Но он ничего не объяснил. Развернулся и ушел на работу.
На удивление, Анита не стала закатывать истерику, огрызаться и все в этом роде. Нет, она, как и всегда, закатила меня в комнату и почти сразу принесла то самое пирожное. К моему несчастью, это пирожное я любил – «Панчо». Но принимать любимое лакомство от человека, которого ненавидел больше всего, мне не хотелось.
– Чего? – напряженно спросила сиделка, заметив мое недовольное лицо. – Тебе что-то не нравится? Ешь давай. Эти пирожные становятся все дороже и дороже.
Она громко захлопнула дверь в мою комнату и отправилась на кухню.

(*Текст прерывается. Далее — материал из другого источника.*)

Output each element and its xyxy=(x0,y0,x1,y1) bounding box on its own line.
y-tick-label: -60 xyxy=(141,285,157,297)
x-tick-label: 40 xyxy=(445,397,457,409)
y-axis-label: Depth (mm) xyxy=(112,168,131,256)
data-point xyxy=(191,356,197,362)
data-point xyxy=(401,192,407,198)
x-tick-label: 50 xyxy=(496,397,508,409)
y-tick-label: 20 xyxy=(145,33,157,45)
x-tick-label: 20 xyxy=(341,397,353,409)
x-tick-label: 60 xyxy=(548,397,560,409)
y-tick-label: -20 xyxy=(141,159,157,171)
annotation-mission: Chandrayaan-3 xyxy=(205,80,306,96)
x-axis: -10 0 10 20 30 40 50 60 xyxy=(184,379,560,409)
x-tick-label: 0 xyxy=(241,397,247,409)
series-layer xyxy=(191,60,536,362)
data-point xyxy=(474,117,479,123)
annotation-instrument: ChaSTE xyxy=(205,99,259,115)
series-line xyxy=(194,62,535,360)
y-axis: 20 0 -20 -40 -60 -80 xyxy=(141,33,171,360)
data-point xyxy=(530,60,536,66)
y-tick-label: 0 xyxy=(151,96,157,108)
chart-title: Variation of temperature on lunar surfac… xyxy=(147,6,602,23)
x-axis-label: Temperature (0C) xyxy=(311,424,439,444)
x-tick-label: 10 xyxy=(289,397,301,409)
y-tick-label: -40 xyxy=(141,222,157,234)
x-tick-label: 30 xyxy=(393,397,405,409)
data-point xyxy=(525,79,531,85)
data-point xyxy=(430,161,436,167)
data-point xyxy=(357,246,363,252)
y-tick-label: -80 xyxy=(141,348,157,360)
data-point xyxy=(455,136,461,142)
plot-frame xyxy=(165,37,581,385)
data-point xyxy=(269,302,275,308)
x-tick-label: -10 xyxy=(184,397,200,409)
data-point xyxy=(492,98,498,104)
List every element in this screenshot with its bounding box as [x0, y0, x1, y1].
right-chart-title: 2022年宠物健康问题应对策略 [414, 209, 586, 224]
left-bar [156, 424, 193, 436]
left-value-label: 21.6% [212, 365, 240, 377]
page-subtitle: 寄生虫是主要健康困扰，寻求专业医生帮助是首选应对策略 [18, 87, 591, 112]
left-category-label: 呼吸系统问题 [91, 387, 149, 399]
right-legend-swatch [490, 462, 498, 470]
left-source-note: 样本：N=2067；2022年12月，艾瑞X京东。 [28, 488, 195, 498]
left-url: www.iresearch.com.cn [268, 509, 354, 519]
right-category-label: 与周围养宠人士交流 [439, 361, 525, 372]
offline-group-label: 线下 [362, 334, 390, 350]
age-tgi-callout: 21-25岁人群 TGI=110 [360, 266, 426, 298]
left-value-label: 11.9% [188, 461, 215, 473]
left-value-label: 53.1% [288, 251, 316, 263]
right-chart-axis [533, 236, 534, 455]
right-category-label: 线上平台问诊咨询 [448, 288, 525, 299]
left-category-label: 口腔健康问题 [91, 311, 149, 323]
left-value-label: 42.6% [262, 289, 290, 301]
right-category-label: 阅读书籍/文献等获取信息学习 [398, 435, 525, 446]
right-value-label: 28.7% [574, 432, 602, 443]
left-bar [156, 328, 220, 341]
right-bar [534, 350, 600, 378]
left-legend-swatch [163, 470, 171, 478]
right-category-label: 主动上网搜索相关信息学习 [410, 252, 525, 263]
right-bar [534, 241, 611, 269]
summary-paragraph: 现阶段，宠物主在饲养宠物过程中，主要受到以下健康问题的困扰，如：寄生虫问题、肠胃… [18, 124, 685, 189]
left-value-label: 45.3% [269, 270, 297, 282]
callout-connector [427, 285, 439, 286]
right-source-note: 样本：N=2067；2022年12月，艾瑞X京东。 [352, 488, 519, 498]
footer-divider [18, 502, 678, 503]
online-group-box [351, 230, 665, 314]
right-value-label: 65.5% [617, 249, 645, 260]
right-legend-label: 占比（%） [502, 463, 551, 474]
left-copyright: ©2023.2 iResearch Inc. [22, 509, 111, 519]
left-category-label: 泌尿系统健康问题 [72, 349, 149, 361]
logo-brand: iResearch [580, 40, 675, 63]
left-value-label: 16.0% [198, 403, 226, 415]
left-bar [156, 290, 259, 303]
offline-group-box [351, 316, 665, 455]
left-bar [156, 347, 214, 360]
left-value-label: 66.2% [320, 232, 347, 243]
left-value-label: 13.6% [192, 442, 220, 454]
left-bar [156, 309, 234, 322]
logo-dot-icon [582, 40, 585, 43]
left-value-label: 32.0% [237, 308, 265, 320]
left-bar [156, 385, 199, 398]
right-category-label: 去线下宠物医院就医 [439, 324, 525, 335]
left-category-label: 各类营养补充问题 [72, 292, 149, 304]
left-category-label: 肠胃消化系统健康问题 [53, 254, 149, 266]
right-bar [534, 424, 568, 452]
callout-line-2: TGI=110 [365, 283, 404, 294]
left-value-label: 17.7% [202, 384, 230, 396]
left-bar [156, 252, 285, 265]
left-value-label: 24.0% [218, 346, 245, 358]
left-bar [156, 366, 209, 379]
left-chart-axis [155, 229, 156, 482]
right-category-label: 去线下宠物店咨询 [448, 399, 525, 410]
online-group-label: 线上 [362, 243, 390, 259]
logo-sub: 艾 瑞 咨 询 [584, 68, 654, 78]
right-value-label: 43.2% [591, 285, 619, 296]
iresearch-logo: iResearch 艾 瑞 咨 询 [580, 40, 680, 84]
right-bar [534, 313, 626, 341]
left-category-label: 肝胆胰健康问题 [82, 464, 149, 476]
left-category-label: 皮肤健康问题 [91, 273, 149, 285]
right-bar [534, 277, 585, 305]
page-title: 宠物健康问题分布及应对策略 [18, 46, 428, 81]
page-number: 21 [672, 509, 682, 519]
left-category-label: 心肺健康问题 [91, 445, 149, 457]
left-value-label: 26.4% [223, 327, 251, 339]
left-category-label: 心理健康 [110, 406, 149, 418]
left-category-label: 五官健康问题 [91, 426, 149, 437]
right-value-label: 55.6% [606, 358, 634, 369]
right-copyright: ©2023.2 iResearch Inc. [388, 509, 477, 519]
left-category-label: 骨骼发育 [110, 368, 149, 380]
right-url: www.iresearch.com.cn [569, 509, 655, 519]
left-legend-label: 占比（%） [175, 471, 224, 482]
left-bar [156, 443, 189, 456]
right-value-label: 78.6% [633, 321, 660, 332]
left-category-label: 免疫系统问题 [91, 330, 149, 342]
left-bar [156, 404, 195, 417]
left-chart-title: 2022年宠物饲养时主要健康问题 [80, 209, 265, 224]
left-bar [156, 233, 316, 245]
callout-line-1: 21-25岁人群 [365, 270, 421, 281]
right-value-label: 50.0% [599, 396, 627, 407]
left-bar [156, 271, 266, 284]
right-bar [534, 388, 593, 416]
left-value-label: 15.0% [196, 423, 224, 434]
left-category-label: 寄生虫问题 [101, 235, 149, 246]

Пирожное она оставила на моем столе, и я решил как можно дольше удерживаться от соблазна схватить ложечку и умять его в два счета. Но прошло всего десять минут.
Нет, я должен держаться… Но оно такое вкусное, а я очень давно его не ел… Это еда моего врага, я не могу ее… Хочу-у-у-у!
Да, соблазн взял вверх, и уже спустя секунду я с огромным удовольствием уминал пирожное. Уж очень его любил, и одной порции мне никогда не хватало.
После короткого завтрака я приступил к своим обычным делам, то есть к никаким. Читать книги не хотелось, рисовать каракули, которыми и так уже были облеплены мои стены, – тоже. Может, включить мультики? Но я уже все по сто раз пересмотрел.
Из головы все не выходил вчерашний разговор папы и Данила, который мне так и не удалось услышать. В один день произошло слишком много потрясений, и после тринадцати лет скучной жизни я физически и психологически не был готов к такому. Слишком много вопросов – и слишком мало ответов. А источникам моих ответов очень удобно: спросить я ничего не смогу, поэтому правду скрыть легче.